I am dating ADHD boyfriend for 1 year, despite the ups and downs, I love him so much. I always blame it's his ADHD behavior drives me nut. Recently I found I am the clingy one who possibly getting obsessive. I don't know what to do.
Just a quick background of my story, I don't have much experience in relationship, he is the only long term/serious one I've ever have. As a characteristic of ADHD - hyper focus, we spent so much time together in the beginning of the relationship. I am madly in love that he is my world my everything. We did so many interesting things together, traveling, trying out new things and I stay over in his place regularly. Of course in between, there is times he got emotion swing and anger issue. But we got it through I keep telling myself it's ADHA not him.
Last week he got really stressed at work, he shut down himself, disappear, isolated himself. He text me said he is busy, and later called me in anger saying he is busy why I can't stop harassing him. I am shocked - harassing? I call/email/text to show I care for you so much you call it harass? He used to call me everyday one day, it stops abruptly so I check - in case he is unwell or anything - that's "harassment"? And I found that he keeps updating his fb, perhaps he is busy at work but definitely not THAT busy??? I am upset - I did nothing wrong. Why I have to suck it up all his rude ADHD behavior?
As usual I tell myself to be considerate and understanding - it's his ADHA, not him. I talk to my friend about my frustration. All I ask for from him is to connect, at least one call a day, is that too much? it that so hard??? I feel so worthless when disconnect from him. I feel being penalized for wrongdoing. My friend said "don't you think you are too clingy? it's not ADHA, a normal man needs his own time." I CAN give him space but what I ask for is not disconnect, disappear without reason that leaves me worried. Why can't he do this for me?
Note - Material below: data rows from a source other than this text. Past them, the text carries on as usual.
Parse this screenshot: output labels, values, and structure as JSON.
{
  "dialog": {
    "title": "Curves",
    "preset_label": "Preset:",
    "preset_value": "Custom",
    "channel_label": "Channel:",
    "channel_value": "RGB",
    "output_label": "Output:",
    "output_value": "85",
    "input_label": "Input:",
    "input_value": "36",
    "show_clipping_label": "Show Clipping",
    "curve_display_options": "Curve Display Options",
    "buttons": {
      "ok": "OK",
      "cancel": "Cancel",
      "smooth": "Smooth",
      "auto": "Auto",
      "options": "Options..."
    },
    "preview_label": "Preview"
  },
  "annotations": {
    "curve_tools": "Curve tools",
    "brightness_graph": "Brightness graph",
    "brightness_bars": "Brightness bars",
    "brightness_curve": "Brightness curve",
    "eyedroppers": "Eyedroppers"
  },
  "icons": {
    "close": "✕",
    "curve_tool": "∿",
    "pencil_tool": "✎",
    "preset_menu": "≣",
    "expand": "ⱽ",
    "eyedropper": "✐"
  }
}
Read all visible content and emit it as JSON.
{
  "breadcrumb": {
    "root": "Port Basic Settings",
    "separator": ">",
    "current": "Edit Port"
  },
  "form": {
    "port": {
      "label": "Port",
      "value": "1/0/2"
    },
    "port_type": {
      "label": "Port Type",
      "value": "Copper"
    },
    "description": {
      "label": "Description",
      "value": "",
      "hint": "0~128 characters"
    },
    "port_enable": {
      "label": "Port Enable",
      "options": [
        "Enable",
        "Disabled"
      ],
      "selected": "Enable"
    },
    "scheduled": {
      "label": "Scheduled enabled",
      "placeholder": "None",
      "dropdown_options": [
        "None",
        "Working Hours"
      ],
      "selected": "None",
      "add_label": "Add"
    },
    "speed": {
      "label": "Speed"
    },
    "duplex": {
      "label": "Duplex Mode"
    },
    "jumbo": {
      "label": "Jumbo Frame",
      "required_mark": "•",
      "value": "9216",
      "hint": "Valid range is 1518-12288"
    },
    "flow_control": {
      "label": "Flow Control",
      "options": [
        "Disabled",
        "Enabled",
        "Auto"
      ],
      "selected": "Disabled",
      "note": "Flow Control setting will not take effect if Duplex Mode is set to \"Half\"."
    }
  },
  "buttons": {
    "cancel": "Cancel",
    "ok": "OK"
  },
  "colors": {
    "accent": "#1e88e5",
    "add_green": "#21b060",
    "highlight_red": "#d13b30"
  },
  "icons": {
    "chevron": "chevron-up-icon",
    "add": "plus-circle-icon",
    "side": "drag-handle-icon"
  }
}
Then I google some relationship blog, I was shock that I could be the crazy one to ask for attention, overly attached all the time. It's a bit hard for me to change as I am very dependent on him - but my point it, he made this happen by giving me hyper attention during our dates, he made me fall in love with him crazily. He turned me into a super caring person who remind him on chores and turns it to my responsibility to take care of him. Now he build up his wall all of a sudden that he needs time himself. I am going through two extremes, either a center of him or abandoned. Does anyone feel the same way?
I know at the end of the day, I love him. I know he loves me. I trust him. I want to make our relationship work but I am not good at handle my frustration and loneliness. Is that because of ADHA or just me?